I am Tiffany. My boyfriend and I recently moved in together in his apartment in Manhattan. Ever since we started staying together, we have had rough days and we would argue about nearly everything. The only person I can talk to is my mum and sadly, she disapproved of our relationship ever since she knew about Ken. Every time I call her for advice, she would suggest that I leave him and go back home. The thing is, Ken proposed just the other day and I really love him – I want to marry him. Should I listen to my mum? What premarital tips can help me salvage this relationship because I feel like he does not understand me, especially when we argue?

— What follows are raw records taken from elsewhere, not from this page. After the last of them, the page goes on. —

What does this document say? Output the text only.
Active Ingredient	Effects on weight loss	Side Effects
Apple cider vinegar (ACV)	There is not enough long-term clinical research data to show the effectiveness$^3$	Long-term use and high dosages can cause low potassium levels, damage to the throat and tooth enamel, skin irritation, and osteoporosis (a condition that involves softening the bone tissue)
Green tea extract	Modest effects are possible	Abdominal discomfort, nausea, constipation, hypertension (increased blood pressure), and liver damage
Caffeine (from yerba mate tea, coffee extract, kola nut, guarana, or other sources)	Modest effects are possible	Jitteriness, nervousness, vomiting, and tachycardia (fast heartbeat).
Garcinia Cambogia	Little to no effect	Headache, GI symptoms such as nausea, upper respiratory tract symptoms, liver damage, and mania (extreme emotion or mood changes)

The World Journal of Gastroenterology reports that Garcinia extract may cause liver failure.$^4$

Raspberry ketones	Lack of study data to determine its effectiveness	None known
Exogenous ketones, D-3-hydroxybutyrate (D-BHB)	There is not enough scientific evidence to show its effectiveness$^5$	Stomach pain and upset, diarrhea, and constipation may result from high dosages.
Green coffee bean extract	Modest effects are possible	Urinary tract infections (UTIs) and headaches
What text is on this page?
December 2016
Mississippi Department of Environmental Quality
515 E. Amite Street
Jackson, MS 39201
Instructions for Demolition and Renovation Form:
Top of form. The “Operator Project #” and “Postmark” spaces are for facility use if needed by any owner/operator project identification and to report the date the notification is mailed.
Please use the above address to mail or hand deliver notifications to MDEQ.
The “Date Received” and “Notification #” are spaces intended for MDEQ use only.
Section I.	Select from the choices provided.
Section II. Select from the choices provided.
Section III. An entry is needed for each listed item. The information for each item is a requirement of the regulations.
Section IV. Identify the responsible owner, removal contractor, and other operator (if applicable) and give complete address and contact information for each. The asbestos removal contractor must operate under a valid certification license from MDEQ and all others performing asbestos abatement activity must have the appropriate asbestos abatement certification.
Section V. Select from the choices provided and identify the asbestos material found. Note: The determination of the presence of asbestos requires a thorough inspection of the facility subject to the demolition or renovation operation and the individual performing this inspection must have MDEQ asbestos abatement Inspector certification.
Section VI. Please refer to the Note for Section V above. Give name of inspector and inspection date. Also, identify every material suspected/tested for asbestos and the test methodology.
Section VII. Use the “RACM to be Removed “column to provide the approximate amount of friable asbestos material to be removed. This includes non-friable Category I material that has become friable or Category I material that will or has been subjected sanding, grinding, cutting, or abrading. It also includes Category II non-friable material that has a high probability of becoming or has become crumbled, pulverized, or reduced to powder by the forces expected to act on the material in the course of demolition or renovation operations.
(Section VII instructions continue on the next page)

Hello, Tiffany. Arguments are normal to relationships. However, there are some things that a couple can do to prevent such tendencies especially when it comes to arguments over trivial matters. It is also natural that you feel misunderstood in the even that arguments in your relationship have become prevalent. Here are some premarital tips that will help you and your partner maintain a healthy relationship and to have a successful marriage life after.
You are different
Top among all premarital tips is that you have to appreciate your differences if you have to begin understanding each other. The two of you are not only different physically, but also emotionally, psychologically and differences in backgrounds, approach to situations and general outlook on life. The more the two of you learn to appreciate these differences, the stronger your relationship will grow.
Leave and cleave
Most premarital tips will tell you to steer clear of “advice” from family, in-laws or friends that seek to define what happens in your relationship. This may bring about grave differences between you and your partner. Decide that you will not allow anyone to dictate affairs of your relationship whether they are related or otherwise. However, it is ok to acknowledge that every couple or partner has other relationships- parents, in-laws and even children, but none of these other relationships should be allowed to influence your relationship.
Every relationship has its own challenges and hard days. Relationships may sometimes prove to be dynamic affairs in which the couple may experience sudden changes and unexpected turn of events. For instance before a couple has its first argument, they would not in a thousand years have expected that it would happen. So, always be on your guard as anything and everything is possible. The fact that you had anticipated or accepted that it is normal will make its eventuality less shocking. This would mean that you would easily be able to heal or pick up the pieces and move forward.
Put Christ first
Perhaps this would be the most important of all premarital tips that can help in saving any relationship or marriage. The two of you may and will experience challenges that will be too big or complex for you to handle on your own. Seeking guidance from a higher power can do you a world of good. They say a chord of three strands is not easily broken. Fortifying your relationship with Christ will often help strengthen the relationship with your partner.